Kau berjuang untukku. Iya, aku tahu. Sama, aku juga melakukan hal itu untukmu. Berjuang. Membanting ego agar kita tak terlalu larut dalam keadaan hati yang pecah. Kau berusaha membahagiakanku? Sama. Aku pun demikian. Membuatmu bahagia bagiku adalah kewajiban. Kau sudah seharusnya bahagia bersamaku. Karena kau sudah memilihku, maka kau pun juga wajib untuk mendapatkannya. Kau berusaha menuruti semua yang aku inginkan, bukan? Nah, aku juga tak mau kalah. Aku berusaha keras menuruti semua permintaanmu. Meski aku tahu, aku lebih banyak gagal. Tidak bisa menuruti dengan sempurna. Ah, kalau dibanding denganmu, aku masih kalah jauh. Aku belum ada apa-apa. Sementara kau, kau sudah sempurna. Kau berniat tidak ingin membuatku bekerja membuat air mata. Akupun juga. Tapi yang aku tahu kau tidak terbiasa menangis, bukan? Aku mungkin belum jadi hal yang akan membuatmu menangis selain wanita hebat itu, Ibu. Aku mungkin belum bisa menciptakan kesadaran pada kehidupanmu. Tapi tunggu, semua itu tidak diciptakan dengan air mata. Iya, aku mengerti. Atau aku yang terlalu cengeng menghadapimu? Atau mungkin aku lelah? Atau aku sudah berada pada titik jenuh? Entahlah, akhir-akhir ini adalah hari berat bagiku. Mengapa? Kau tentu tahu, aku sudah tidak berguna. Tak bisa mengembangkan senyum. Membuatmu bahagia seperti biasanya. Mungkin aku memang sudah tidak berguna baik lagi. Ya, sungguh sulit menerima kenyataan bahwa kau sekarang sulit aku genggam. Tak seperti sebelum-sebelumnya. Aku menyadari tanganku sudah tak sekuat dulu untuk menggenggammu. Tak sekokoh dulu. Aku sangat menyadari. 

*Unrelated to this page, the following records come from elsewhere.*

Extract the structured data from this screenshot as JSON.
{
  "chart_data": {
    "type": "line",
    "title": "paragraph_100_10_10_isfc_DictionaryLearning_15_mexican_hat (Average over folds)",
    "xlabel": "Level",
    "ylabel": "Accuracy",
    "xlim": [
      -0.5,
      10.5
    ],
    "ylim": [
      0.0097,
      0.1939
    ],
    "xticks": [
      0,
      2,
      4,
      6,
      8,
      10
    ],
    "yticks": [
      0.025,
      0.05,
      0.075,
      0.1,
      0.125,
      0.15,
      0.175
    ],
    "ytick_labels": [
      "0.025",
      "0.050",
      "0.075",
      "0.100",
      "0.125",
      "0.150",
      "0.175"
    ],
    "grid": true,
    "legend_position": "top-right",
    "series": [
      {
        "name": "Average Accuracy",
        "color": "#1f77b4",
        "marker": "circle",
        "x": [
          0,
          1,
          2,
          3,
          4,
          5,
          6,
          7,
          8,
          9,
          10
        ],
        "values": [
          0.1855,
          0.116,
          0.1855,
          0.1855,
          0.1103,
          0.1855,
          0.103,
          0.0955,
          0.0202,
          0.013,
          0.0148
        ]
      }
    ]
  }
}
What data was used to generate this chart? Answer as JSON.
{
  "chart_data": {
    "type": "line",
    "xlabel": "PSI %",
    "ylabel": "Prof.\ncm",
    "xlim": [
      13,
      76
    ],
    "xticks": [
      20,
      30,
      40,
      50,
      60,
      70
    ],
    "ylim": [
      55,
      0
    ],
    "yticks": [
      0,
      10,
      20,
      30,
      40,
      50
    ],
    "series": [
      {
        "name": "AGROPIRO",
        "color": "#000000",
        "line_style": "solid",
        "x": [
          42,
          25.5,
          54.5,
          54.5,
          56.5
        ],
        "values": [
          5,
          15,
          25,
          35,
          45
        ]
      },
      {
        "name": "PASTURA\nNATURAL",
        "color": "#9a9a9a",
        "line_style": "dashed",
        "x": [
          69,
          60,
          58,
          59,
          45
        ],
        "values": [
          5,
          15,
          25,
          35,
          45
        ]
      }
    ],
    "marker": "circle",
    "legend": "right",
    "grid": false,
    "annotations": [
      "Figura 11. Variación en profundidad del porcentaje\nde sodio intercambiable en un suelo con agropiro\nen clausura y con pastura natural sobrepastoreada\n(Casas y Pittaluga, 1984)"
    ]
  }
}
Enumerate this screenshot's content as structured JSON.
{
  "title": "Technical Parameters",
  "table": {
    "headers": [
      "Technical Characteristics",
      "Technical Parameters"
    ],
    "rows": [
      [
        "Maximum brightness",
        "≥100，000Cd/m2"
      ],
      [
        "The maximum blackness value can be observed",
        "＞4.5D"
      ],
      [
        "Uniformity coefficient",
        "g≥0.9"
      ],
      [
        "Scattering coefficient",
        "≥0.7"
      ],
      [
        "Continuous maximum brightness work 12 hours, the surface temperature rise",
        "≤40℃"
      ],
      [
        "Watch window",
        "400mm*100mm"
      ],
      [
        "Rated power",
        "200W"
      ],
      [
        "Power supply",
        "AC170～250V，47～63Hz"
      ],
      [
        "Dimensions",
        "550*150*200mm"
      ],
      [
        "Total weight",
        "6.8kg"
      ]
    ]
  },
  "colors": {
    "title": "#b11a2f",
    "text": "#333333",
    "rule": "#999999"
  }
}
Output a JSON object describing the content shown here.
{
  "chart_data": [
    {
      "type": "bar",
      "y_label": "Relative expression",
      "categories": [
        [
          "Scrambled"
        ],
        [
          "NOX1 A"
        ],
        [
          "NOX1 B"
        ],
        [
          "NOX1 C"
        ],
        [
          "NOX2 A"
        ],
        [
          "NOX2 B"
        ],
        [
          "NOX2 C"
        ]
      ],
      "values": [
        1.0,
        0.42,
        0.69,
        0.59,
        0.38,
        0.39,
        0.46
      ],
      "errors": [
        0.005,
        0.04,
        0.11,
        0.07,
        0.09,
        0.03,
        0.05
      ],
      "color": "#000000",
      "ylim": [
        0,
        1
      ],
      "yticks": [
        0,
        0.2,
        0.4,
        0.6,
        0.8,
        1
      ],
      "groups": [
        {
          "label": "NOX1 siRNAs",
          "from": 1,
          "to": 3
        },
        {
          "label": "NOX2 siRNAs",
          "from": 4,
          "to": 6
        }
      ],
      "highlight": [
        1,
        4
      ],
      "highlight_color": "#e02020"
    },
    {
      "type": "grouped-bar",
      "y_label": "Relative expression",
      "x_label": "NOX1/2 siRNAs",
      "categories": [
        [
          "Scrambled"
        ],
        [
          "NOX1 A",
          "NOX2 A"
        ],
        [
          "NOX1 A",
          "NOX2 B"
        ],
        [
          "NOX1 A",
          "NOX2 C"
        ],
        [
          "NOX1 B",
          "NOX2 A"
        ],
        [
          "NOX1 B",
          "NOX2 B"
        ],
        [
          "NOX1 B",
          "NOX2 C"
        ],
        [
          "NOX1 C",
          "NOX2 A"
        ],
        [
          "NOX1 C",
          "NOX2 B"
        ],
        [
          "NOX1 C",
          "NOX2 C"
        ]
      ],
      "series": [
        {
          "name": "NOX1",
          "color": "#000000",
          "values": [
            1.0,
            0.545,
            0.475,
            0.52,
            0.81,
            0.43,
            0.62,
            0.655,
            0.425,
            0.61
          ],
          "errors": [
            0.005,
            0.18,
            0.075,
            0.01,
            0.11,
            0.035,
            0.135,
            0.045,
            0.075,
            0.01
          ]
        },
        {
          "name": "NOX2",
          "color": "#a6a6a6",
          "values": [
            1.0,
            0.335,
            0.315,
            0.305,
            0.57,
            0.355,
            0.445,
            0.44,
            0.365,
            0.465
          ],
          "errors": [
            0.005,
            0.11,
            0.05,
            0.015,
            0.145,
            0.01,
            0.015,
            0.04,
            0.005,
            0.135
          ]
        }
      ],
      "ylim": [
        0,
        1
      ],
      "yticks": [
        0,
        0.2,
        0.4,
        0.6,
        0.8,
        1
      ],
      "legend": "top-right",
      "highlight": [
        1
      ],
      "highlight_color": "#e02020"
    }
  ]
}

Lantas, apa mau Tuhan jika kini kita benar-benar didekatkan secara utuh kalau akan berakhir buruk? Lantas apa gunanya? Semuanya tak ada yang kebetulan bukan? Untuk apa kau dan aku berada dalam tempat yang sama kalau akan berakhir pada tempat yang berbeda? Untuk apa kita berjuang mati-matian hingga berdarah-darah kalau berakhir dengan hati yang patah? Untuk apa kita sama-sama merangkai mimpi bahagia kalau hanya berakhir dengan banyak luka? Lantas untuk apa Tuhan tetap membuat kita berada pada satu jalur? Jika hanya untuk mengajari, aku tidak membutuhkanmu. Aku punya banyak hal yang bisa mengajariku tanpamu. Jika hanya untuk menikmati waktu, aku juga tidak membutuhkanmu. Akan lebih baik waktuku untuk mencari sebuah bahagia. Aku membutuhkanmu untuk mengisi waktu. Bukan hanya sekedar menikmati. Tetapi juga ikut dalam hidupku. Tetap tinggal hingga senja tak mampu lagi untuk menyajikan keindahannya. Aku membutuhkanmu untuk hidupku. Sebagai pemimpin. Bukan sebagai pengajar. Aku belum sempurna. Maka, aku membutuhkan uluran tanganmu. Aku selalu yakin akan lebih baik jika ketika pagi datang kau masih disampingku. Akan lebih berarti bila setiap malam kau senantiasa menikmati waktumu untuk bermanja-manja dengaku. Aku membutuhkanmu untuk memyempurnakan hidupku. Kau tahu bukan? Perjalanan kita untuk sampai pada titik ini tidak mudah. Banyak rintangan yang tanpa kita sadari akan membuat salah satu dari kita jatuh. Dan aku ingin seterusnya diantara kita tak ada yang tertinggal. Kau mungkin tahu, jika memang semua ini adalah sebuah kebetulan, mungkin saat ini aku sudah menyerah untukmu. Aku sudah angkat tangan. Kau keras. Kau temperamen. Kau juga punya keinginan yang kuat. Dan aku yakin, tak banyak orang yang tahan menghadapimu. Tapi sungguh, jika memang ini adalah kebetulan, aku tidak mau dipertemukan denganmu. Aku tidak mau lelah menghadapi orang yang keras dan temperament. Aku tidak mau berdarah-darah. Namun, kau tahu? Aku sungguh ingin menjadi sebuah air untuk batu besar. Nah, batu besar itu adalah dirimu. 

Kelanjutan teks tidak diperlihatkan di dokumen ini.